OGH 14Os165/03

OGH14Os165/0327.1.2004

Der Oberste Gerichtshof hat am 27. Jänner 2004 durch den Senatspräsidenten des Obersten Gerichtshofes Mag. Strieder als Vorsitzenden sowie durch die Hofräte des Obersten Gerichtshofes Dr. Zehetner, Hon. Prof. Dr. Ratz, Dr. Philipp und Hon. Prof. Dr. Schroll als weitere Richter, in Gegenwart der Richteramtsanwärterin Mag. Loewe als Schriftführerin, in der Strafsache gegen Atef Ayad Masoud S***** wegen des Verbrechens der Vergewaltigung nach § 201 Abs 2 StGB und einer anderen strafbaren Handlung über die Nichtigkeitsbeschwerde und die Berufung des Angeklagten gegen das Urteil des Landesgerichtes für Strafsachen Graz als Schöffengericht vom 5. August 2003, GZ 22 Hv 32/03b-34, nach Anhörung des Generalprokurators in nichtöffentlicher Sitzung den Beschluss

gefasst:

 

Spruch:

Die Nichtigkeitsbeschwerde wird zurückgewiesen.

Zur Entscheidung über die Berufung werden die Akten dem Oberlandesgericht Graz zugeleitet.

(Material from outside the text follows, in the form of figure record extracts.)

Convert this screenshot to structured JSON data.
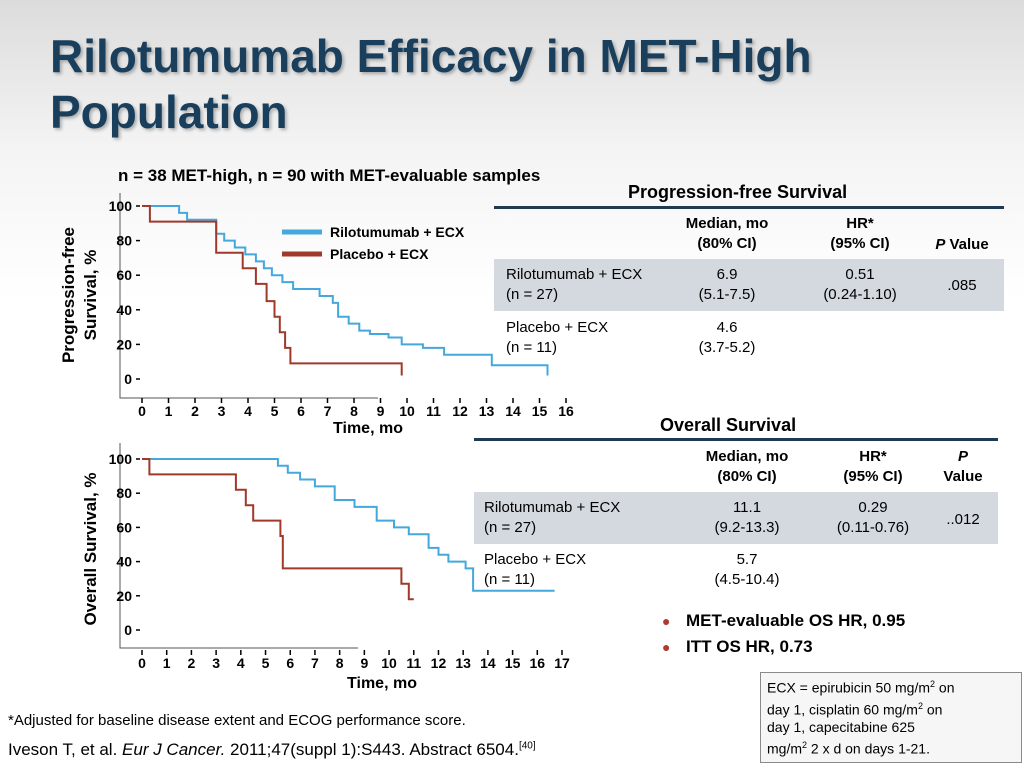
{
  "title": "Rilotumumab Efficacy in MET-High Population",
  "subtitle": "n = 38 MET-high, n = 90 with MET-evaluable samples",
  "colors": {
    "rilotumumab": "#44a8dc",
    "placebo": "#a0392a",
    "title": "#1a3f5c",
    "table_rule": "#1d3a52",
    "table_shade": "#d4d9df"
  },
  "chart_data": [
    {
      "type": "line",
      "step": true,
      "ylabel_line1": "Progression-free",
      "ylabel_line2": "Survival, %",
      "xlabel": "Time, mo",
      "xlim": [
        0,
        16
      ],
      "ylim": [
        0,
        100
      ],
      "xticks": [
        "0",
        "1",
        "2",
        "3",
        "4",
        "5",
        "6",
        "7",
        "8",
        "9",
        "10",
        "11",
        "12",
        "13",
        "14",
        "15",
        "16"
      ],
      "yticks": [
        "100",
        "80",
        "60",
        "40",
        "20",
        "0"
      ],
      "series": [
        {
          "name": "Rilotumumab + ECX",
          "color": "#44a8dc",
          "x": [
            0,
            1.4,
            1.7,
            2.8,
            3.1,
            3.5,
            3.9,
            4.3,
            4.6,
            4.9,
            5.3,
            5.7,
            6.7,
            7.2,
            7.4,
            7.8,
            8.2,
            8.6,
            9.3,
            9.8,
            10.6,
            11.4,
            13.2,
            15.3
          ],
          "y": [
            100,
            96,
            92,
            84,
            80,
            76,
            72,
            68,
            64,
            60,
            56,
            52,
            48,
            44,
            36,
            32,
            28,
            26,
            24,
            20,
            18,
            14,
            8,
            2
          ]
        },
        {
          "name": "Placebo + ECX",
          "color": "#a0392a",
          "x": [
            0,
            0.3,
            2.8,
            3.8,
            4.3,
            4.7,
            5.0,
            5.2,
            5.4,
            5.6,
            9.8
          ],
          "y": [
            100,
            91,
            73,
            64,
            55,
            45,
            36,
            27,
            18,
            9,
            2
          ]
        }
      ]
    },
    {
      "type": "line",
      "step": true,
      "ylabel": "Overall Survival, %",
      "xlabel": "Time, mo",
      "xlim": [
        0,
        17
      ],
      "ylim": [
        0,
        100
      ],
      "xticks": [
        "0",
        "1",
        "2",
        "3",
        "4",
        "5",
        "6",
        "7",
        "8",
        "9",
        "10",
        "11",
        "12",
        "13",
        "14",
        "15",
        "16",
        "17"
      ],
      "yticks": [
        "100",
        "80",
        "60",
        "40",
        "20",
        "0"
      ],
      "series": [
        {
          "name": "Rilotumumab + ECX",
          "color": "#44a8dc",
          "x": [
            0,
            5.5,
            5.9,
            6.4,
            7.0,
            7.8,
            8.6,
            9.5,
            10.2,
            10.8,
            11.6,
            12.0,
            12.4,
            13.1,
            13.4,
            16.7
          ],
          "y": [
            100,
            96,
            92,
            88,
            84,
            76,
            72,
            64,
            60,
            56,
            48,
            44,
            40,
            36,
            23,
            23
          ]
        },
        {
          "name": "Placebo + ECX",
          "color": "#a0392a",
          "x": [
            0,
            0.3,
            3.8,
            4.2,
            4.5,
            5.6,
            5.7,
            10.5,
            10.8,
            11.0
          ],
          "y": [
            100,
            91,
            82,
            73,
            64,
            55,
            36,
            27,
            18,
            18
          ]
        }
      ]
    }
  ],
  "legend": [
    {
      "name": "Rilotumumab + ECX",
      "color": "#44a8dc"
    },
    {
      "name": "Placebo + ECX",
      "color": "#a0392a"
    }
  ],
  "pfs_table": {
    "title": "Progression-free  Survival",
    "col_median_1": "Median, mo",
    "col_median_2": "(80% CI)",
    "col_hr_1": "HR*",
    "col_hr_2": "(95% CI)",
    "col_p_italic": "P",
    "col_p_rest": " Value",
    "rows": [
      {
        "arm": "Rilotumumab + ECX",
        "n": "(n = 27)",
        "median": "6.9",
        "median_ci": "(5.1-7.5)",
        "hr": "0.51",
        "hr_ci": "(0.24-1.10)",
        "p": ".085"
      },
      {
        "arm": "Placebo + ECX",
        "n": "(n = 11)",
        "median": "4.6",
        "median_ci": "(3.7-5.2)",
        "hr": "",
        "hr_ci": "",
        "p": ""
      }
    ]
  },
  "os_table": {
    "title": "Overall Survival",
    "col_median_1": "Median, mo",
    "col_median_2": "(80% CI)",
    "col_hr_1": "HR*",
    "col_hr_2": "(95% CI)",
    "col_p_1": "P",
    "col_p_2": "Value",
    "rows": [
      {
        "arm": "Rilotumumab + ECX",
        "n": "(n = 27)",
        "median": "11.1",
        "median_ci": "(9.2-13.3)",
        "hr": "0.29",
        "hr_ci": "(0.11-0.76)",
        "p": "..012"
      },
      {
        "arm": "Placebo + ECX",
        "n": "(n = 11)",
        "median": "5.7",
        "median_ci": "(4.5-10.4)",
        "hr": "",
        "hr_ci": "",
        "p": ""
      }
    ]
  },
  "bullets": [
    "MET-evaluable OS HR, 0.95",
    "ITT OS HR, 0.73"
  ],
  "ecx_note": {
    "l1": "ECX = epirubicin 50 mg/m",
    "l1b": " on",
    "l2": "day 1, cisplatin 60 mg/m",
    "l2b": " on",
    "l3": "day 1, capecitabine 625",
    "l4": "mg/m",
    "l4b": " 2 x d on days 1-21.",
    "sup": "2"
  },
  "footnote": "*Adjusted for baseline disease extent and ECOG performance score.",
  "citation": {
    "before": "Iveson T, et al. ",
    "journal": "Eur J Cancer.",
    "after": " 2011;47(suppl 1):S443. Abstract 6504.",
    "ref": "[40]"
  }
}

Dem Angeklagten fallen auch die Kosten des bisherigen Rechtsmittelverfahrens zur Last.

Text

Gründe:

Mit dem angefochtenen Urteil wurde Atef Ayad Masoud S***** des Verbrechens der Vergewaltigung nach § 201 Abs 2 StGB (2.) und des Vergehens der Urkundenunterdrückung nach § 229 Abs 1 StGB (1.) schuldig erkannt. Danach hat er in Graz

1. (zu ergänzen am 16. Mai 2002) eine Urkunde, über die er nicht allein verfügen durfte, nämlich die Heiratsurkunde betreffend ihn und seine Gattin, mit dem Vorsatz unterdrückt, (zu ergänzen: zu verhindern,) dass diese im Rechtsverkehr zum Beweis eines Rechtes, eines Rechtsverhältnisses oder einer Tatsache gebraucht werde, indem er diese an sich nahm und trotz anhängigen Scheidungsverfahrens nicht wieder herausgab;

2. am 15. April 2003 außer dem Fall des § 201 Abs 1 StGB Petra Z***** dadurch, dass er sie in das Schlafzimmer trug, sie auf das Bett warf, sich auf sie legte und sie mit beiden Händen würgte, mit Gewalt zur Duldung des Beischlafes und einer dem Beischlaf gleichzusetzenden Handlung, nämlich zum Analverkehr, genötigt.

Rechtliche Beurteilung

Der dagegen aus § 281 Abs 1 Z 4, 5, 5a, 9 lit a und (nominell auch) 9 lit b StPO erhobenen Nichtigkeitsbeschwerde kommt keine Berechtigung zu.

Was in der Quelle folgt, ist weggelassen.